Prof Shattock said there is a lot of excitement among his team, but also a degree of pressure to develop a vaccine quickly because of the demand for one.

He told PA: “There’s a degree of tension because there’s no guarantee that these vaccines will work.

“While we think there’s a good chance, there’s still many things can can go wrong in terms of, it doesn’t work, or there are unwanted side effects that could hold us back, and that’s true of all the vaccine approaches that are being developed.

“The kind of encouraging thing is because there are so many different approaches, we’re pretty certain that several of them will come to fruition.”

Prof Shattock’s team had been working on the vaccine approach before Covid-19 appeared, and the approach is based on using genetic sequence as the backbone for the vaccine.

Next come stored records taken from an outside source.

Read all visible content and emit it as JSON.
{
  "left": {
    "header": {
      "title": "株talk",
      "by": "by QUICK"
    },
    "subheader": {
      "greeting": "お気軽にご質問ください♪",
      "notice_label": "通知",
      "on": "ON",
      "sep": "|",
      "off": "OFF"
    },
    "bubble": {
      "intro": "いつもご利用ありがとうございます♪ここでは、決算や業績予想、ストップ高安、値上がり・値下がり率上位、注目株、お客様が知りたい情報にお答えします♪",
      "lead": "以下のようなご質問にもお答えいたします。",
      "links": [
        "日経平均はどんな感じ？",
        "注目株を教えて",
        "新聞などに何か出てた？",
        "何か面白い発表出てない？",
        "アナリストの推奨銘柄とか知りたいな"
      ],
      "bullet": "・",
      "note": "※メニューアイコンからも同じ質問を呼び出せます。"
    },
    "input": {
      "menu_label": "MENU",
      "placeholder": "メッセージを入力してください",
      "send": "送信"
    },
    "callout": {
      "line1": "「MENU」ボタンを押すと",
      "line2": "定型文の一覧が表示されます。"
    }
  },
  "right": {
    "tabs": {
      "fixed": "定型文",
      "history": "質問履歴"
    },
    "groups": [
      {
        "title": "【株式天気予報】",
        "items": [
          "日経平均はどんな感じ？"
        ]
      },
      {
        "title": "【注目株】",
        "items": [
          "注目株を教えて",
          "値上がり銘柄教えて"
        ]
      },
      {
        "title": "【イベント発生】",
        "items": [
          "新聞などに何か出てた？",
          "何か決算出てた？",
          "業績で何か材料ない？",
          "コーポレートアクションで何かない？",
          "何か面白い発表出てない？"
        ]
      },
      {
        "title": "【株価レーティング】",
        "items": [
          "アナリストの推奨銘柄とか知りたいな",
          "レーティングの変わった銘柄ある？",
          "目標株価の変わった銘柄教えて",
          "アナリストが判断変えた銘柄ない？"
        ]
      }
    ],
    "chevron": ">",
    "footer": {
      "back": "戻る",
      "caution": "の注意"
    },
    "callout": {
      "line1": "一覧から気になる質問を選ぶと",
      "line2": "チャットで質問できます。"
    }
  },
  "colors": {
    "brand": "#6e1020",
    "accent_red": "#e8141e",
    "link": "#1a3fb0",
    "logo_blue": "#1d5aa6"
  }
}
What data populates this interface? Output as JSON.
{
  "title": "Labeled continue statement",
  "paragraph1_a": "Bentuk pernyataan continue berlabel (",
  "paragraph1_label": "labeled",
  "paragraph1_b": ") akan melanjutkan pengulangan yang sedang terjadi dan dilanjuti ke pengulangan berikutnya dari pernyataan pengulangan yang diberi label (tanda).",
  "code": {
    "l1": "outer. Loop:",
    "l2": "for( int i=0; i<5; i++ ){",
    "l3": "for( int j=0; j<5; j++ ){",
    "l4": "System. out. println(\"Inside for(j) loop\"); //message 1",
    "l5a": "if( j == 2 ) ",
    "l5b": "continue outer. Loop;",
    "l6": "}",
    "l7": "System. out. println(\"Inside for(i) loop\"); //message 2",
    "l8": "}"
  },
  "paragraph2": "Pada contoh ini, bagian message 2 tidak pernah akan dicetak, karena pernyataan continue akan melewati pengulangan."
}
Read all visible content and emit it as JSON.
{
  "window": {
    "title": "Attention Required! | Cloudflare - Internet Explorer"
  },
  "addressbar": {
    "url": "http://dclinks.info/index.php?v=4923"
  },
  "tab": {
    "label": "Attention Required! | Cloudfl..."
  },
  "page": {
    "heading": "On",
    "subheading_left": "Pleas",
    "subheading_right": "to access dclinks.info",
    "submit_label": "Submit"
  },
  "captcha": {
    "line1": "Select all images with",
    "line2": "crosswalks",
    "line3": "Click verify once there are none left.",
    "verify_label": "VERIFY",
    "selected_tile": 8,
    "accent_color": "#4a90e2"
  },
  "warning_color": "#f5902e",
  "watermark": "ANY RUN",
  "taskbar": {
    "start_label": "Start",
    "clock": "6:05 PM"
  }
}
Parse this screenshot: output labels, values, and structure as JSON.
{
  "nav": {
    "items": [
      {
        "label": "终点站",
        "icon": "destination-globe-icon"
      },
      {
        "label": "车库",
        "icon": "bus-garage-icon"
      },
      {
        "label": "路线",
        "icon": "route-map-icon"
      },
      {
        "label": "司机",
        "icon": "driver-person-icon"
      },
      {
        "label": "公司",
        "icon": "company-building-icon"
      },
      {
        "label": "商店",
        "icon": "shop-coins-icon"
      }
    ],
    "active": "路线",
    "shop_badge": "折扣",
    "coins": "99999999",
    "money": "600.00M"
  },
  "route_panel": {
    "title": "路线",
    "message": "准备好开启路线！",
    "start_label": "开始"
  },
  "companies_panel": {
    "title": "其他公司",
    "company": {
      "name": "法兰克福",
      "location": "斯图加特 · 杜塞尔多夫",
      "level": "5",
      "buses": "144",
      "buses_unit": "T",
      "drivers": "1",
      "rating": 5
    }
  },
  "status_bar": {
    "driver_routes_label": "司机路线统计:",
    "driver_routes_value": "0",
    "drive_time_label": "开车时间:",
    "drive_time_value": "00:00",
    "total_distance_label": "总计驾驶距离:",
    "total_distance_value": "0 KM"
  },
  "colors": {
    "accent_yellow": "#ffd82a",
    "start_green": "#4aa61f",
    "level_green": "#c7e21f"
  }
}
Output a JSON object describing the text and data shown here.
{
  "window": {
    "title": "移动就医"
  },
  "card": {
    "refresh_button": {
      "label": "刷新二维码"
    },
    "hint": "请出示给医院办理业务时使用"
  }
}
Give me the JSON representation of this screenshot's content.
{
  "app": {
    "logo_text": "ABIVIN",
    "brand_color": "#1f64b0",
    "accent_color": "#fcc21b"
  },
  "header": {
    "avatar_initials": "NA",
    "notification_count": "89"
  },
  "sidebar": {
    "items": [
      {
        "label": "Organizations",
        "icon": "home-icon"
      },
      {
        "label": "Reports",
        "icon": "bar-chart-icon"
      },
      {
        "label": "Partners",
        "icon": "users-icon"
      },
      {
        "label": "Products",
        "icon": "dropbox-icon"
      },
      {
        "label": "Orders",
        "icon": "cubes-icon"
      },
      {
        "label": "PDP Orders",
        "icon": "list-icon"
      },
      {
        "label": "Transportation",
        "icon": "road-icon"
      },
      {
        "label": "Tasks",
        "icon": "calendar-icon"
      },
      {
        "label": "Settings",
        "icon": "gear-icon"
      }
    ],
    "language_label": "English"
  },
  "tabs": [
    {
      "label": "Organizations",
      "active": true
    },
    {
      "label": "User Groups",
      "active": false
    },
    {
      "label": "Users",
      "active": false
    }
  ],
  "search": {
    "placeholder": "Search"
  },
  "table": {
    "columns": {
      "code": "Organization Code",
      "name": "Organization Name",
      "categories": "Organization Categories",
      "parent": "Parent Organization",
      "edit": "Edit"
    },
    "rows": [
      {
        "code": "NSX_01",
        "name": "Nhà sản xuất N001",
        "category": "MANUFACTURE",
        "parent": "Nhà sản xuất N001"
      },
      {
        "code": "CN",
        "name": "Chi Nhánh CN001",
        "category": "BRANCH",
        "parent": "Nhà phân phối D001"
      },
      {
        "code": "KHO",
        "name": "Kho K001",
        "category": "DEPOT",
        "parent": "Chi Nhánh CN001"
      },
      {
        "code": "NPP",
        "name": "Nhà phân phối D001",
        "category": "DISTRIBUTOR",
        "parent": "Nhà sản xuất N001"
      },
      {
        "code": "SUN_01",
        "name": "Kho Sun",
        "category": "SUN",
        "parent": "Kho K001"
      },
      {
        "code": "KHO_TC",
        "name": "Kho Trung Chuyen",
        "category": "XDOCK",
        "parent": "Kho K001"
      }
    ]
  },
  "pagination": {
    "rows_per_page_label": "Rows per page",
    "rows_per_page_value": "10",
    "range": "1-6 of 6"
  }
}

He said: “And so we were kind of developing it as almost a plug and play system, where you can insert any vaccine candidates into the platform.

“We really were working on that for Disease X – unknown viruses, and so we were well positioned when this outbreak occurred to actually try the technology for real.”

When injected, the Imperial vaccine will deliver the genetic instructions to muscle cells to make the spike protein on the surface of the SARS-CoV-2 virus.

This should provoke an immune response and create immunity to the virus.

Clinical trials in humans are expected to begin in June and the team will look to recruit healthy adults to test the vaccine.

By October the team hopes to ramp up to a large scale efficacy trial, which would involve up to 5,000 subjects to see if the vaccine works in the wider community.

HEALTH Coronavirus
HEALTH Coronavirus

Prof Shattock said the Government funding would allow his team to accelerate its efforts, rather than applying for funds in a piecemeal fashion.

On Tuesday, additional funding was also announced for the University of Oxford, where the team is being led by Professor Sarah Gilbert.

That vaccine candidate will begin human trials on Thursday, and the team hopes to have at least a million doses ready in September.

The study involving up to 510 healthy volunteers between 18 and 55 is to get under way in Oxford and Southampton, with three further sites likely to be added.

The UK will join only the US – with two studies – and China, in beginning human trials.